Adaptive Meshing and Detail-reduction of 3d-point Clouds from Laser Scans

3D laser scanners become more and more popular especially for measuring construction sites, in the field of architecture and for preservation of monuments. As these scanners can only record discrete data sets (point clouds), it is necessary to mesh these sets for getting closed 3D models and take advantage of 3D graphics acceleration of modern graphics hardware. The meshing process is a complex issue and in the last years there were lots of algorithms developed to solve this problem. In this work a continuous Level-of-Detail (LOD) algorithm will be presented, from which a simplified 3D surface model can be created, which uses only as much triangles as needed.
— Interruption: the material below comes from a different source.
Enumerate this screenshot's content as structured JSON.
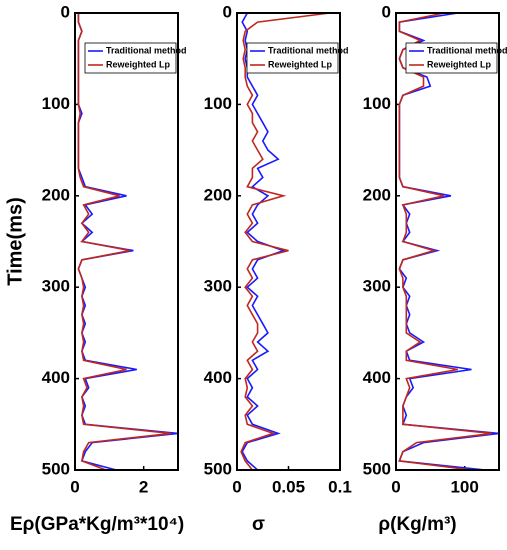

The grade of simplification is user-defined by an error tolerance similar to the Hausdorff distance. This algorithm is not a dynamic (view-dependent) LOD mesh simplification, but a non-redundant approximation of point clouds. It is a simple and extendable meshing algorithm, which is made up of a mixture of some techniques adapted from popular terrain LOD algorithms. The algorithm has been implemented in an OpenGL based editing tool for 3D point clouds called PointMesh, which will be explained in detail. We present examples from an excavation site (church rest of Lorsch Abbey, Germany), the inner part of the Heidelberg Tun (German: Großes Fass, an extremely large wine vat) and the Old Bridge gate, Heidelberg. For different cut-outs a performance comparison of the regular mesh to various adaptive 4-8-meshes with different error tolerances is given in terms of frame rates.